Em conclusão, a decisão de não suspender o processo para que fosse junto aos autos um relatório de uma perícia estranha a estes autos, cujo prazo de duração era incerto, mas de meses, não configura violação do princípio da igualdade, nem do princípio do contraditório, porquanto a parte teve plena oportunidade para formular e fundamentar o pedido de suspensão e de apresentar provas. Teve igualmente a oportunidade de se manifestar contra a não suspensão, podendo ter suscitado tal questão no momento próprio, designadamente aquando das alegações finais — o que não fez.

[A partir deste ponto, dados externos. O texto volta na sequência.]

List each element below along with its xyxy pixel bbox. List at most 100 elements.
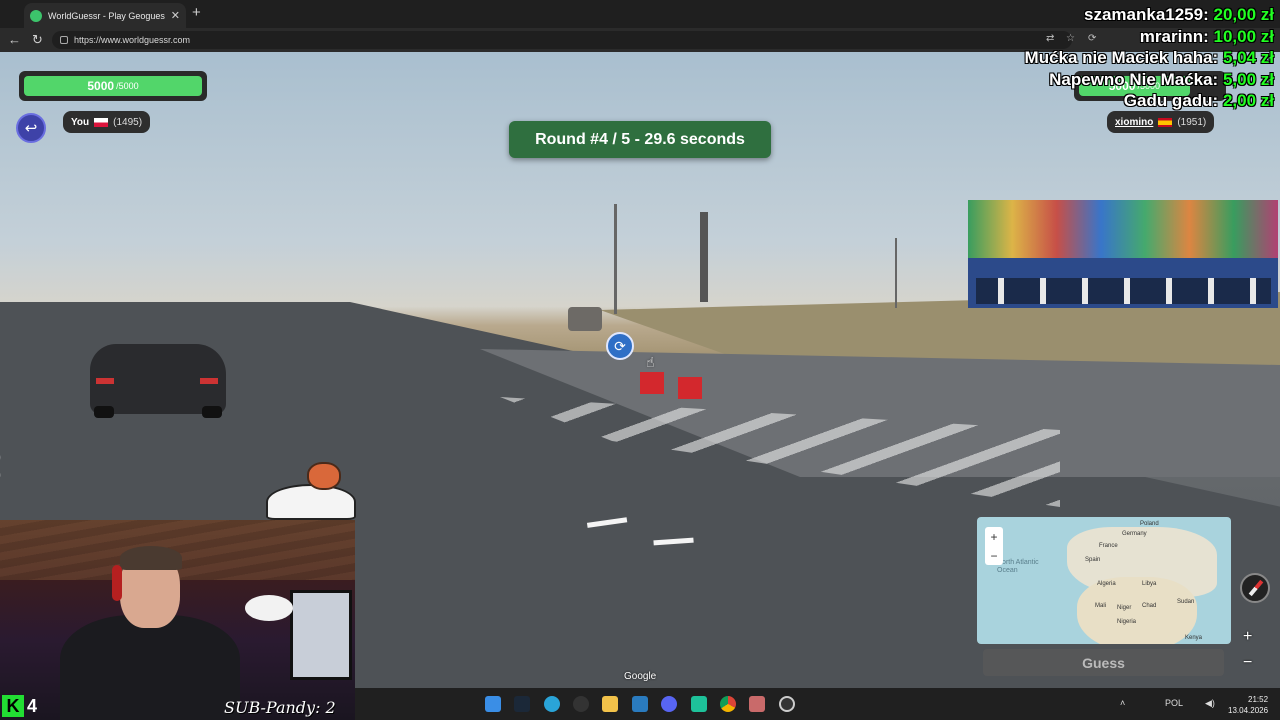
clock-date: 13.04.2026	[1228, 706, 1269, 715]
road-barrier	[678, 377, 702, 399]
wheel	[202, 406, 222, 418]
donor-name: Gadu gadu:	[1123, 91, 1219, 110]
map-label: Spain	[1085, 557, 1101, 563]
browser-tab[interactable]: WorldGuessr - Play Geoguessr for ✕	[24, 3, 186, 28]
streamer-hair	[120, 546, 182, 570]
tab-close-icon[interactable]: ✕	[171, 9, 180, 22]
minimap-zoom-in-button[interactable]: +	[990, 530, 997, 544]
windows-taskbar: ˄ POL ◀)	[355, 688, 1280, 720]
opponent-name[interactable]: xiomino	[1115, 117, 1153, 128]
chrome-icon[interactable]	[720, 696, 736, 712]
loading-docks	[976, 278, 1271, 304]
utility-pole	[614, 204, 617, 314]
compass-icon[interactable]	[1240, 573, 1270, 603]
store-icon[interactable]	[632, 696, 648, 712]
donation-entry: mrarinn: 10,00 zł	[1025, 26, 1274, 48]
language-indicator[interactable]: POL	[1165, 698, 1183, 708]
warehouse-building	[968, 200, 1278, 308]
guess-button[interactable]: Guess	[983, 649, 1224, 676]
donation-entry: szamanka1259: 20,00 zł	[1025, 4, 1274, 26]
donor-name: Napewno Nie Maćka:	[1049, 69, 1219, 89]
map-label: France	[1099, 543, 1118, 549]
map-label: Libya	[1142, 581, 1157, 587]
back-arrow-icon[interactable]: ←	[8, 32, 21, 47]
map-label: Algeria	[1097, 581, 1116, 587]
tail-light	[200, 378, 218, 384]
panda-body	[266, 484, 356, 520]
url-text: https://www.worldguessr.com	[74, 35, 191, 45]
map-label: Nigeria	[1117, 619, 1137, 625]
map-label: Poland	[1140, 521, 1159, 527]
road-barrier	[640, 372, 664, 394]
tab-title: WorldGuessr - Play Geoguessr for	[48, 10, 165, 21]
lamp-pole	[895, 238, 897, 308]
map-label: Chad	[1142, 603, 1157, 609]
tray-chevron-icon[interactable]: ˄	[1120, 698, 1125, 708]
donation-amount: 5,00 zł	[1222, 69, 1274, 89]
streamer-webcam	[0, 520, 355, 720]
street-view-zoom-in-button[interactable]: +	[1243, 628, 1252, 646]
file-explorer-icon[interactable]	[602, 696, 618, 712]
panda-sticker-image	[262, 462, 360, 520]
street-view-zoom-out-button[interactable]: −	[1243, 654, 1252, 672]
taskbar-clock[interactable]: 21:52 13.04.2026	[1228, 694, 1268, 716]
obs-icon[interactable]	[779, 696, 795, 712]
url-field[interactable]: https://www.worldguessr.com	[52, 31, 1072, 49]
site-info-icon[interactable]	[60, 36, 68, 44]
streamer-body	[60, 615, 240, 720]
panorama-marker-icon[interactable]: ⟳	[606, 332, 634, 360]
sub-counter: SUB-Pandy: 2	[224, 698, 336, 717]
app-icon[interactable]	[691, 696, 707, 712]
map-label: Germany	[1122, 531, 1147, 537]
poland-flag-icon	[94, 117, 109, 127]
player-elo: (1495)	[113, 116, 143, 128]
donation-amount: 5,04 zł	[1222, 48, 1274, 67]
tail-light	[96, 378, 114, 384]
minimap-zoom-controls: + −	[985, 527, 1003, 565]
app-icon[interactable]	[749, 696, 765, 712]
windows-start-icon[interactable]	[485, 696, 501, 712]
mouse-cursor-icon: ☝	[646, 354, 655, 370]
player-health-value: 5000	[87, 79, 115, 93]
opponent-elo: (1951)	[1177, 116, 1207, 128]
donor-name: szamanka1259:	[1084, 5, 1209, 24]
exit-game-button[interactable]: ↩	[16, 113, 46, 143]
player-health-fill: 5000 /5000	[24, 76, 202, 96]
donation-entry: Gadu gadu: 2,00 zł	[1025, 90, 1274, 112]
compass-needle	[1248, 579, 1264, 597]
van	[568, 307, 602, 331]
red-panda-figure	[307, 462, 341, 490]
map-label: Mali	[1095, 603, 1107, 609]
donation-entry: Mućka nie Maciek haha: 5,04 zł	[1025, 47, 1274, 69]
donor-name: mrarinn:	[1139, 26, 1209, 46]
spain-flag-icon	[1158, 117, 1173, 127]
player-name: You	[71, 116, 90, 128]
panda-plushies	[245, 595, 293, 621]
minimap-zoom-out-button[interactable]: −	[990, 549, 997, 563]
donation-amount: 2,00 zł	[1222, 91, 1274, 110]
navigation-arrow-icon[interactable]	[653, 537, 695, 559]
discord-icon[interactable]	[661, 696, 677, 712]
player-health-bar: 5000 /5000	[19, 71, 207, 101]
player-info: You (1495)	[63, 111, 151, 133]
warehouse-mural	[968, 200, 1278, 258]
volume-icon[interactable]: ◀)	[1205, 698, 1215, 709]
donation-overlay: szamanka1259: 20,00 zł mrarinn: 10,00 zł…	[1025, 4, 1274, 112]
donation-entry: Napewno Nie Maćka: 5,00 zł	[1025, 69, 1274, 91]
worldguessr-favicon-icon	[30, 9, 42, 22]
guess-minimap[interactable]: Poland Germany France Spain Algeria Liby…	[977, 517, 1231, 644]
steam-icon[interactable]	[514, 696, 530, 712]
map-label: Niger	[1117, 605, 1132, 611]
map-landmass-africa	[1077, 577, 1197, 644]
donor-name: Mućka nie Maciek haha:	[1024, 48, 1219, 67]
background-monitor	[290, 590, 352, 680]
reload-icon[interactable]: ↻	[32, 32, 43, 48]
edge-browser-icon[interactable]	[544, 696, 560, 712]
screen: WorldGuessr - Play Geoguessr for ✕ + ← ↻…	[0, 0, 1280, 720]
kick-logo-icon: K	[2, 695, 24, 717]
kick-viewer-count: 4	[27, 696, 38, 716]
app-icon[interactable]	[573, 696, 589, 712]
map-label: Sudan	[1177, 599, 1195, 605]
new-tab-button[interactable]: +	[192, 4, 201, 21]
headset-icon	[112, 565, 122, 601]
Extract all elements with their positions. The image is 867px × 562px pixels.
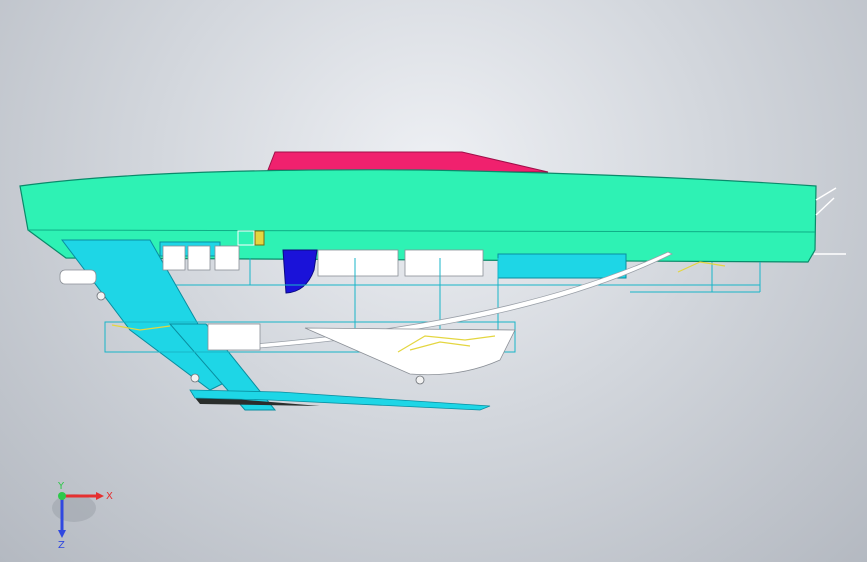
triad-shadow xyxy=(52,494,96,522)
x-axis-arrow xyxy=(96,492,104,500)
panel-left xyxy=(207,323,261,351)
z-axis-arrow xyxy=(58,530,66,538)
hinge-plate xyxy=(254,230,265,246)
y-axis-label: Y xyxy=(57,481,65,492)
z-axis-label: Z xyxy=(58,540,65,550)
bow-rail xyxy=(814,187,846,255)
3d-model-viewport[interactable] xyxy=(0,0,867,562)
tender-boat xyxy=(304,327,516,376)
y-axis-dot xyxy=(58,492,66,500)
under-box-2 xyxy=(497,253,627,279)
rudder xyxy=(282,249,318,294)
deck-cabin xyxy=(267,151,549,173)
axis-triad: X Y Z xyxy=(52,481,113,550)
x-axis-label: X xyxy=(106,491,113,502)
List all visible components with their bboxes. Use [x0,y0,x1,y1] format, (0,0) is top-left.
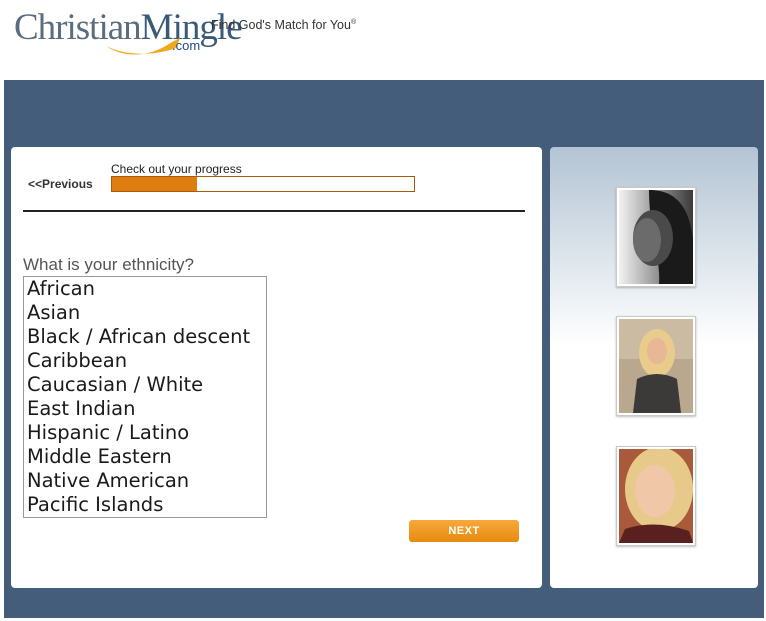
member-photo-3[interactable] [616,446,696,546]
option-caucasian-white[interactable]: Caucasian / White [24,373,266,397]
logo-text-com: .com [172,38,201,53]
progress-bar [111,176,415,192]
member-photos-panel [550,147,758,588]
portrait-selfie-image [619,449,693,543]
option-black-african-descent[interactable]: Black / African descent [24,325,266,349]
option-pacific-islands[interactable]: Pacific Islands [24,493,266,517]
member-photo-2[interactable] [616,316,696,416]
site-header: ChristianMingle .com Find God's Match fo… [0,0,766,80]
option-african[interactable]: African [24,277,266,301]
question-label: What is your ethnicity? [23,255,195,274]
previous-link[interactable]: <<Previous [28,177,93,191]
member-photo-1[interactable] [616,187,696,287]
progress-label: Check out your progress [111,162,242,176]
tagline: Find God's Match for You® [211,18,356,32]
ethnicity-listbox[interactable]: African Asian Black / African descent Ca… [23,276,267,518]
option-caribbean[interactable]: Caribbean [24,349,266,373]
next-button[interactable]: NEXT [409,520,519,542]
option-east-indian[interactable]: East Indian [24,397,266,421]
christianmingle-logo[interactable]: ChristianMingle .com [14,6,243,62]
portrait-bw-image [619,190,693,284]
tagline-text: Find God's Match for You [211,18,351,32]
option-asian[interactable]: Asian [24,301,266,325]
option-middle-eastern[interactable]: Middle Eastern [24,445,266,469]
divider [23,210,525,212]
option-native-american[interactable]: Native American [24,469,266,493]
option-hispanic-latino[interactable]: Hispanic / Latino [24,421,266,445]
portrait-blonde-woman-image [619,319,693,413]
progress-bar-fill [112,177,197,191]
registered-mark: ® [350,18,357,26]
question-panel: <<Previous Check out your progress What … [11,147,542,588]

Enfim, a Recorrente teve conhecimento da omissão em que a funda a nulidade quando esta ocorreu – se não antes, pelo menos quando se encerrou a audiência final, com as alegações. No entanto, só após ser confrontada com a decisão arbitral veio requerer a sua anulação com fundamento nessa omissão, sustentando, aliás, que havia feito prova dos factos por si alegados. Assim, não só invocou tardiamente essa omissão, como entende que esta não impediu que fizesse a prova que pretendia.
Conclui-se pela improcedência da ação.
V.Decisão:
Por todo o exposto, acordam os Juízes deste Tribunal da Relação em julgar improcedente a presente ação de anulação de sentença arbitral que, em consequência, se mantém.
Condena-se a Autora nas custas da ação (artigo 527.º, n.ºs 1 e 2 do Código de Processo Civil).